おかしい。悪魔は校舎上空に一体。東校舎に一体。西校舎に一体のはず。中央校舎のここには悪魔がいないはず、なぜこんなにパニック状態なのか。
私はマップで悪魔の位置を確認すると、近くに無数の悪魔がいる。校舎の中を縦横無尽に動きまわっている。
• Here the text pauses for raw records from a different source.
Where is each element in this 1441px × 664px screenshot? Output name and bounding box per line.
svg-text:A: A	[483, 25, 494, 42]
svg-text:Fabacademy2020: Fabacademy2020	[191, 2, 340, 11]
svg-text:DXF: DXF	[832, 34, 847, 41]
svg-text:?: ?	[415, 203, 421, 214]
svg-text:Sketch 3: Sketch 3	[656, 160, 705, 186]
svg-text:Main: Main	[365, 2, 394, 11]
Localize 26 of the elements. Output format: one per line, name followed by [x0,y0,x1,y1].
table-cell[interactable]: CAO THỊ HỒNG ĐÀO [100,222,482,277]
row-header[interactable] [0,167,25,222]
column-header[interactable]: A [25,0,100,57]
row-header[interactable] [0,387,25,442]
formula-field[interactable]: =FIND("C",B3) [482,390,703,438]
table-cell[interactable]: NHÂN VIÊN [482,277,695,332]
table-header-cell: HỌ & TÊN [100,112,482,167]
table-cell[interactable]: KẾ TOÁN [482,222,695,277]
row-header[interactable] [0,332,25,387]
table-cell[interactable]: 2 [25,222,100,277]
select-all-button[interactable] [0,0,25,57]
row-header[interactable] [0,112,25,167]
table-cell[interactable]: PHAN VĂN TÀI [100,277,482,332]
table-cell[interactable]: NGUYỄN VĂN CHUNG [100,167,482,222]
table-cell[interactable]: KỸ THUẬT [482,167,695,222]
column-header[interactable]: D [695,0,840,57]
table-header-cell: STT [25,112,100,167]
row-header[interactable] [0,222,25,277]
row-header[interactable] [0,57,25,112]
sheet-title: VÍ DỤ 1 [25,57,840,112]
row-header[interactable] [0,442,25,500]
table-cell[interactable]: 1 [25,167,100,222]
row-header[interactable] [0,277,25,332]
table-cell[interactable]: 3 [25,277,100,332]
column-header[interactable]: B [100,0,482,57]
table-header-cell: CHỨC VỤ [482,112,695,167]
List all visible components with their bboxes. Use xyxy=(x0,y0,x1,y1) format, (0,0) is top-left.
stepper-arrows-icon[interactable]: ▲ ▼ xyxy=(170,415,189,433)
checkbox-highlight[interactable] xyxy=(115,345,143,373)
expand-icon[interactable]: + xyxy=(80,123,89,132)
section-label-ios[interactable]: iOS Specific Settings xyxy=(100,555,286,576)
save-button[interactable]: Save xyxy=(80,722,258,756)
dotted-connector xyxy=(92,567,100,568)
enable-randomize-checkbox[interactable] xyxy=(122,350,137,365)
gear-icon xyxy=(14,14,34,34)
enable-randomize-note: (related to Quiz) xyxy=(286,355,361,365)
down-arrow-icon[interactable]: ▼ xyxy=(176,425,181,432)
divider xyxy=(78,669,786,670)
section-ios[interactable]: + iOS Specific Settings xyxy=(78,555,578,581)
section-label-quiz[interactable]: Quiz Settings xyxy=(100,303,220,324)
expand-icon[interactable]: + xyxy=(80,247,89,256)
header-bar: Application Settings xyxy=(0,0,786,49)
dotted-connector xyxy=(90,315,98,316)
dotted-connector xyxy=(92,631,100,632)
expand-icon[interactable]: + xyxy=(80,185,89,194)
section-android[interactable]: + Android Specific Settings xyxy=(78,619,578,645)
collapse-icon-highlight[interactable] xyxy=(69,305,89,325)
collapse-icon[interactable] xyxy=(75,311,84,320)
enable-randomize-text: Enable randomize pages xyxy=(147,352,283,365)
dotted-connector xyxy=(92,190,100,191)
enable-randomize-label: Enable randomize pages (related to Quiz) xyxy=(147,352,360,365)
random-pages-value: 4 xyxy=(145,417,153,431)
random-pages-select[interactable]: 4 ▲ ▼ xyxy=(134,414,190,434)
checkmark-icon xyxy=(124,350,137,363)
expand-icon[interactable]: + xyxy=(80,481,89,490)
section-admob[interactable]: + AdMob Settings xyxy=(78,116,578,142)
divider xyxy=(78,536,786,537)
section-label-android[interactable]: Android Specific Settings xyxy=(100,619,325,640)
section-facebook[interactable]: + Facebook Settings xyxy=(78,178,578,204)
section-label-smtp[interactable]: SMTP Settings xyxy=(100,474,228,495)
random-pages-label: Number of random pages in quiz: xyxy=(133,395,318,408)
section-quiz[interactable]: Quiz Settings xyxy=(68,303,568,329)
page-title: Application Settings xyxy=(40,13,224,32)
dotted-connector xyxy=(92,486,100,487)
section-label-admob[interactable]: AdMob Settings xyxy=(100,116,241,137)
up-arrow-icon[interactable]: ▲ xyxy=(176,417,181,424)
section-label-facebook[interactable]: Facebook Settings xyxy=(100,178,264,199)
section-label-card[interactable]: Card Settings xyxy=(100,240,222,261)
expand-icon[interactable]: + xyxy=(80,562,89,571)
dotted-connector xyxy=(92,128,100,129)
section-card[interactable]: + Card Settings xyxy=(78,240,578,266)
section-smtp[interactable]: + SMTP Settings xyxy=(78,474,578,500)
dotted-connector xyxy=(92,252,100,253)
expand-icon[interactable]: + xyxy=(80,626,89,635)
その時私の前を一体の悪魔が通っていった。この悪魔はヴェパル。魚型の悪魔で、『ソロモン・ゲート』では雑魚モンスターだが、今学校に現れているのは数十体のヴェパルだ。
レモリーめ、雑魚モンスターだと思ってこいつがこいつらを私たちに伝え忘れていたな。
私は一体のヴェパルに隔離玉を銃弾にした隔離弾を当てる。しかし、隔離されるのはその一匹だけで、校舎にいる無数のヴェパルは暴れっぱなしだ。
「やっ!」
目の前でヴェパルに襲われている生徒がいたから、ヴェパルの頭を撃ち抜いてやった。これは一体一体隔離するより、倒してしまった方が早そうだ。
「コスプレ露出お姉さんありがとう」
さっき助けた生徒が私に礼を言う。
コスプレっていうな。私のは鎧だ。
それよりも、皆の援護に行くのはちょっと遅くなりそうだな。
私はまだ数十体残るヴェパルを倒しに向った。